The extra time cost required to complete an already under-funded pelvic ultrasound and make the crucial diagnosis of endometriosis is born, once again, by the individual woman. 

The final example relates to ultrasounds in the first trimester of pregnancy. Arguably one of the most emotive and life-changing ultrasounds, a first trimester ultrasound can deliver disappointment, hope, joy, devastation, or news of a medical emergency in the form of an ectopic pregnancy.

Despite this, sonographers will receive less than a third of the rebate they would expect from examining a male scrotum. 

In other words, the government pays a sonographer more money to scan one man’s scrotum, than they do to perform three internal early pregnancy ultrasounds on three different women.

These examples highlight just one area where the gender payment gap exists in medicine.

Other areas of concern include the remarkably low rebates for insertion of a mirena or other intrauterine device for contraception or heavy painful periods, as well as the complete lack of a specific rebate for managing medical termination of pregnancy.

Not only do medicare payments represent a fraction of the resources that are necessary to provide these services, but they are rebated at significantly lower rates than non-gendered GP services such as removal of skin lesions.

Subsequently, GPs are forced to either charge women significant out-of-pocket costs, or run at a loss for providing these services.

Often it is simply not viable for GPs to provide procedural women’s health services. This has significant implications when women are then unable to access safe, routine, reproductive care in their local area.

In addition to access restrictions, the financial implications of the gender payment in medicine gap can be profound. Women are already subject to various baseline financial penalties including the gender pay gap and the superannuation gap.

With cost of living pressures increasing, unexpected health costs may be out of reach for many women. These barriers are more likely to exist for women from culturally diverse backgrounds, those with complex socioeconomic circumstances, women with caring responsibilities and women living with a disability.

Seen more broadly, the gender payment gap is a clear example of the way in which medicine has preferentially focused on male illness.

For centuries our understanding and treatment of the male body has been considered a priority.

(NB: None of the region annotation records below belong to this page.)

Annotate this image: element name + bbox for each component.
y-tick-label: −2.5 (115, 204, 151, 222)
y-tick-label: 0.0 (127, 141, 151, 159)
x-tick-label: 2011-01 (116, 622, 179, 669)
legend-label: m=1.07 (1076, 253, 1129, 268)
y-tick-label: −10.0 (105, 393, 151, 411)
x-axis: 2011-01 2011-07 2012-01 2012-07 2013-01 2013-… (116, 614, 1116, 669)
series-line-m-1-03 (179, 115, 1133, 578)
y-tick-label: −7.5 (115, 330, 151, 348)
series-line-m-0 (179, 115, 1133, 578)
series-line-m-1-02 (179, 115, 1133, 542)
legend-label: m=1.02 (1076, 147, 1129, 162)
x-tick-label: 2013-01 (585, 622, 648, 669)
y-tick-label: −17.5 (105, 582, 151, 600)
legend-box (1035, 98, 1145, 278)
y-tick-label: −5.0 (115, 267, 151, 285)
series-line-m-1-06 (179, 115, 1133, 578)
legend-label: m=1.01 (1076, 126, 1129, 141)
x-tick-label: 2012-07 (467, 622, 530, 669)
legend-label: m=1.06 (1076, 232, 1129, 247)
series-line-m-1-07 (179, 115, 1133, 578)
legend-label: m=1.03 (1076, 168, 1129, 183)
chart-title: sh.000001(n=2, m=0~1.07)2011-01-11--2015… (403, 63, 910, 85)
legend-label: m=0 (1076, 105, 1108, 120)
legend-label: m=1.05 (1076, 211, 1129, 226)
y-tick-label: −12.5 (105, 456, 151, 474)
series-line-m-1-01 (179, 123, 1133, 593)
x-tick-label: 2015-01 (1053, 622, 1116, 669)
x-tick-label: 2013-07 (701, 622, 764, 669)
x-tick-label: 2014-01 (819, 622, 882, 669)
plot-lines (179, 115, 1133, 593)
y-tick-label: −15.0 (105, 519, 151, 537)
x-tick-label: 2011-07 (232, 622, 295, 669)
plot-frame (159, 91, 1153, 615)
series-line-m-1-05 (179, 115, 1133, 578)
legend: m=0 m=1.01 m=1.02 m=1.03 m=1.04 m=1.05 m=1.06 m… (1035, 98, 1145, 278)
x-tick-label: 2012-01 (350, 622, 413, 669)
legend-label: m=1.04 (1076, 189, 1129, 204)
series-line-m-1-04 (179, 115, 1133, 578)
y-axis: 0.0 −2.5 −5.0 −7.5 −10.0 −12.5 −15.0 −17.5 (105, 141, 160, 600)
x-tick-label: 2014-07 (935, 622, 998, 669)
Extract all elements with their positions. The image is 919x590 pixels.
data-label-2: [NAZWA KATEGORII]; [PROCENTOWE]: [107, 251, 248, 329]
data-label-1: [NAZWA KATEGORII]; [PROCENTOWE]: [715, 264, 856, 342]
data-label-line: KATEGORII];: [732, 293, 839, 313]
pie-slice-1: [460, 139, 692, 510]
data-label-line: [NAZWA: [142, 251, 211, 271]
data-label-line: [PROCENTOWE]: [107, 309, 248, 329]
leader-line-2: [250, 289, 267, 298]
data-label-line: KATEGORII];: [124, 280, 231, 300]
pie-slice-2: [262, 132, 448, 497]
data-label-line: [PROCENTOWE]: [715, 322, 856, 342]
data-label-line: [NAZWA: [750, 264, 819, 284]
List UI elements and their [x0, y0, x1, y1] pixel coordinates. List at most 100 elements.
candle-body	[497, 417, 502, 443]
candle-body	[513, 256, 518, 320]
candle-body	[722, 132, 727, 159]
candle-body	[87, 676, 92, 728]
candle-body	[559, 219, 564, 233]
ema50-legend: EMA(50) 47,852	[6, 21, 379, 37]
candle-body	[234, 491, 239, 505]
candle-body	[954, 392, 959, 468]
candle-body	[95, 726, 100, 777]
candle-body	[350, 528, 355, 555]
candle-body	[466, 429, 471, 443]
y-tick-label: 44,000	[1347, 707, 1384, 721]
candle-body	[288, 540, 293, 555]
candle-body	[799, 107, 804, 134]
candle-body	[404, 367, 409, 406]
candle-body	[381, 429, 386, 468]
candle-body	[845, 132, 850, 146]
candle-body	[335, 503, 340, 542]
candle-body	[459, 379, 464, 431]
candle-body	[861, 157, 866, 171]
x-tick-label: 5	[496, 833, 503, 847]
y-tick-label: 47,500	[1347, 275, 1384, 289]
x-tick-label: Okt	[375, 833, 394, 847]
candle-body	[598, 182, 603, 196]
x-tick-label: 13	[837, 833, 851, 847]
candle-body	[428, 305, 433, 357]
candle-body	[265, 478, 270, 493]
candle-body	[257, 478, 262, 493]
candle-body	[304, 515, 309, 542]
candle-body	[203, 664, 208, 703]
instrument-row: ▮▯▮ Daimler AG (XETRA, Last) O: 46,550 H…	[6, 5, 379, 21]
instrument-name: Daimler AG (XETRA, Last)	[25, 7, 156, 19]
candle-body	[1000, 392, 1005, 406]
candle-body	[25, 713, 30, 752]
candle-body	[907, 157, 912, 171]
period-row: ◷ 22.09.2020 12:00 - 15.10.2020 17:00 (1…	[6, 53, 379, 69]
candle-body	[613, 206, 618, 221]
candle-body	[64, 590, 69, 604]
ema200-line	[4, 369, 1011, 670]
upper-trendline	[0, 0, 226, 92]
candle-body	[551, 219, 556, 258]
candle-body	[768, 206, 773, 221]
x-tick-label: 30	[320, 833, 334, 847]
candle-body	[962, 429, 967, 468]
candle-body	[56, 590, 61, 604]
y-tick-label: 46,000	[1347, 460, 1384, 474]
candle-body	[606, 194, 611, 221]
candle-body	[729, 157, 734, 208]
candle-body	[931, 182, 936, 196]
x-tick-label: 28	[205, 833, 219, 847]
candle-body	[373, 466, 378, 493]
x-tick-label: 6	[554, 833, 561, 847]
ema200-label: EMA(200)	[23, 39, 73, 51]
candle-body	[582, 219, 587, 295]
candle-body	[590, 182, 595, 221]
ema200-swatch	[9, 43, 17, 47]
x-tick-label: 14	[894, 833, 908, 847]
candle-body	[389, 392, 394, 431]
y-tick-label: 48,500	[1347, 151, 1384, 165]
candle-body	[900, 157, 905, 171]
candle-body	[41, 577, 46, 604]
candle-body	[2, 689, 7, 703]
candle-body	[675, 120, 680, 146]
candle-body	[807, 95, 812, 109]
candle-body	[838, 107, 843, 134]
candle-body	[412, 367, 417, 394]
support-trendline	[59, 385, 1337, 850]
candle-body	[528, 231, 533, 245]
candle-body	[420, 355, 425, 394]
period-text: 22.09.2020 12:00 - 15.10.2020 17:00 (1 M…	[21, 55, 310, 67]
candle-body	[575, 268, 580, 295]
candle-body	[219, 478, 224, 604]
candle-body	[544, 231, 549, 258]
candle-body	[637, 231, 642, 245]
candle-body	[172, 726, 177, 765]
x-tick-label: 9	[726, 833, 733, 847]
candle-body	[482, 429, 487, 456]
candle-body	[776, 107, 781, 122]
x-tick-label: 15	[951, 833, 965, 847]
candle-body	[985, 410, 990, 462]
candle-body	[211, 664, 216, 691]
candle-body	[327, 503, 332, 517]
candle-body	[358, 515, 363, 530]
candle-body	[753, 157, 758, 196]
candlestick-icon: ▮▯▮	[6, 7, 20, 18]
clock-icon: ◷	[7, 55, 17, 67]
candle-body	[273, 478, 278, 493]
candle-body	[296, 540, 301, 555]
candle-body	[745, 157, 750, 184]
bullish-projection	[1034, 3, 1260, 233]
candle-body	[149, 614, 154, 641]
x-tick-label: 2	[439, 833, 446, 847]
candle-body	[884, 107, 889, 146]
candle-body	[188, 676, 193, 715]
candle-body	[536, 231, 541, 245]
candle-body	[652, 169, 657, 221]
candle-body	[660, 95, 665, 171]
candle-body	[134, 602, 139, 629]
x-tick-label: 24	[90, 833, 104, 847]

Women’s bodies and illnesses have been an after-thought in this medical gender paradigm, and subsequently, research and attention towards female predominant diseases, such as endometriosis and pregnancy complications, has lagged behind.

Thankfully, awareness of the gender gap in medicine is increasing.

However ongoing engrained structural biases, such as these clear medicare rebate gaps persist.

We must make a concerted effort to identify and eliminate any structural gender disparity in medicine if we wish to move towards a future that is accessible, affordable, safe and free from gendered health inequality.